# My Goldens At The Beach



## jackson (May 22, 2008)

We ar every lucky to live 100 metres fromt he beach. I walk the dogs there most days, but never remember my camera! Anyway, I took some photos on my mobile phone today. They're not brilliant, but they're OK, so I thought I'd post some. 

poppy is still scare dof the waves, but did go out of her depth for a short swim today, Connie is a total water baby an djust takes hersel foff for a random swim, and Indi was the only one who was being a good girl and sitting still long enough for me to take a picture.


----------



## rottiesloveragdolls (Nov 2, 2007)

*aww bless Kirstie they look wonderfull  *


----------



## colliemerles (Nov 2, 2007)

lovely pictures dogs look like they are enjoying their walk,


----------



## Guest (Nov 20, 2008)

Fantastic pics - your dogs are gorgeous jackson.

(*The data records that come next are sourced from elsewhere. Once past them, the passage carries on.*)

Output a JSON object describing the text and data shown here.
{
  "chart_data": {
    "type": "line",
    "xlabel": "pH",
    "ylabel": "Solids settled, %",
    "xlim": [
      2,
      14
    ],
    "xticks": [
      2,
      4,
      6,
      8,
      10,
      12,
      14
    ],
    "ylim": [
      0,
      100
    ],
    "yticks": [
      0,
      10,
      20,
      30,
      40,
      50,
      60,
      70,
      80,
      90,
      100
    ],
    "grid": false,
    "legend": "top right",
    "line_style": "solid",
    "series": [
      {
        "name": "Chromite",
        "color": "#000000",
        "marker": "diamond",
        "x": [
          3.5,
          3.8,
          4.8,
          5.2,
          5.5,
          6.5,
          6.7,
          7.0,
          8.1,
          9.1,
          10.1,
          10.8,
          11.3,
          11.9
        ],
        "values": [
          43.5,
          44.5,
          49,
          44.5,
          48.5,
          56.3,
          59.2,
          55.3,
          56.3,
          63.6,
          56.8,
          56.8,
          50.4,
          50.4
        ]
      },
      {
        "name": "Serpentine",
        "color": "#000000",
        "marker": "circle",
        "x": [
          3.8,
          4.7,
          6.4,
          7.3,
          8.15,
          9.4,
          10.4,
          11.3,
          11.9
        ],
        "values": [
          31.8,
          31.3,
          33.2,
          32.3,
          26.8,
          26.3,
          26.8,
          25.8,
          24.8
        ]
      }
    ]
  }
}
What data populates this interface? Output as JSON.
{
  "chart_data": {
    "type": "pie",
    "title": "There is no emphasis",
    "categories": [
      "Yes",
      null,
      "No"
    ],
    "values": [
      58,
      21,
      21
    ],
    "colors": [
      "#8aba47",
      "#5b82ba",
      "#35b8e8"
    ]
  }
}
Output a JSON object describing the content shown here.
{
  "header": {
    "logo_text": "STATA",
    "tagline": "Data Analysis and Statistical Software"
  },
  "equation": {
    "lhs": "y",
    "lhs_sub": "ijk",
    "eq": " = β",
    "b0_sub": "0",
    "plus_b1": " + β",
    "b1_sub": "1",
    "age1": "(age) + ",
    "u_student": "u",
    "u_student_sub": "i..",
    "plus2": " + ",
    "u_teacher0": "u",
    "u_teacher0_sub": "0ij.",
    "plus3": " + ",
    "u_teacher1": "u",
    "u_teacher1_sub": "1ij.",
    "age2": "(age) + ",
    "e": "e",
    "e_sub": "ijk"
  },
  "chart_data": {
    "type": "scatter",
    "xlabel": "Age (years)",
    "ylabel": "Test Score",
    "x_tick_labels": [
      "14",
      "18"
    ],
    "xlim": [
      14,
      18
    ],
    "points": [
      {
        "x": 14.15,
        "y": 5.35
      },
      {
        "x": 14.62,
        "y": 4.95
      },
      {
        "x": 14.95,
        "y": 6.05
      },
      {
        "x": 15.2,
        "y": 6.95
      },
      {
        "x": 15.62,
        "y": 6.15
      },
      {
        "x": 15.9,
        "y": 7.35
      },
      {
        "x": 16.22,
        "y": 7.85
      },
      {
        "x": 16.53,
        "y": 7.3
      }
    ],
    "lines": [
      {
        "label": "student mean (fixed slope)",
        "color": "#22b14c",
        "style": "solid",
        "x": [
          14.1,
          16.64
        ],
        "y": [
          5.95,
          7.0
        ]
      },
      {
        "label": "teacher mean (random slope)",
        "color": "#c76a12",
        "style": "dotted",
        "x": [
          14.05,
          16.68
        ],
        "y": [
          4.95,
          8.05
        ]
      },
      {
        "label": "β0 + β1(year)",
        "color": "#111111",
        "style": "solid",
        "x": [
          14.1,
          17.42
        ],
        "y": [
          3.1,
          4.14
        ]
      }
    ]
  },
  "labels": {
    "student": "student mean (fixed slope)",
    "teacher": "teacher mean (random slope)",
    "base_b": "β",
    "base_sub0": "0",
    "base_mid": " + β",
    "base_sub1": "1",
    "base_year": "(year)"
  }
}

Also I am relieved to hear that it isn't only Lily who runs away from the waves. I am hoping she will grow out of it.


----------



## noushka05 (Mar 28, 2008)

Beautiful!!!


----------



## happysaz133 (Jun 5, 2008)

They are such beautiful dogs! I don't ever remember seeing them all before, except Poppy. Great of you to share them


----------



## kian (Feb 22, 2008)

Beautiful looking dogs ,thank you for sharing


----------



## SallyUK (May 27, 2008)

They're gorgeus Jackson!

Sal
x


----------



## Vixie (Nov 17, 2007)

they are all gorgeous, great pics


----------



## clueless (May 26, 2008)

Great Pics, they look as they loved that day out


----------



## meggiedog5 (Feb 18, 2009)

jackson said:


> We ar every lucky to live 100 metres fromt he beach. I walk the dogs there most days, but never remember my camera! Anyway, I took some photos on my mobile phone today. They're not brilliant, but they're OK, so I thought I'd post some.
> 
> poppy is still scare dof the waves, but did go out of her depth for a short swim today, Connie is a total water baby an djust takes hersel foff for a random swim, and Indi was the only one who was being a good girl and sitting still long enough for me to take a picture.


Hi,
Enjoyed looking at your pictures, beautiful goldens!!
You are so lucky to live so close to a beach, we try to take our 2 goldens on holiday with us a couple of times a year, they absolutely adore going to the beach, we all have a great time and meet lots of new friends.
As you live so close to the seaside, can you recommend any dog friendly holiday places to visit.


----------



## Kathryn1 (Jan 30, 2009)

There gorgeous dogs hun, and you are lucky with the beach. I only live 5 mins from a gorgeous beach but dont have a dog!! :lol::lol::lol:


----------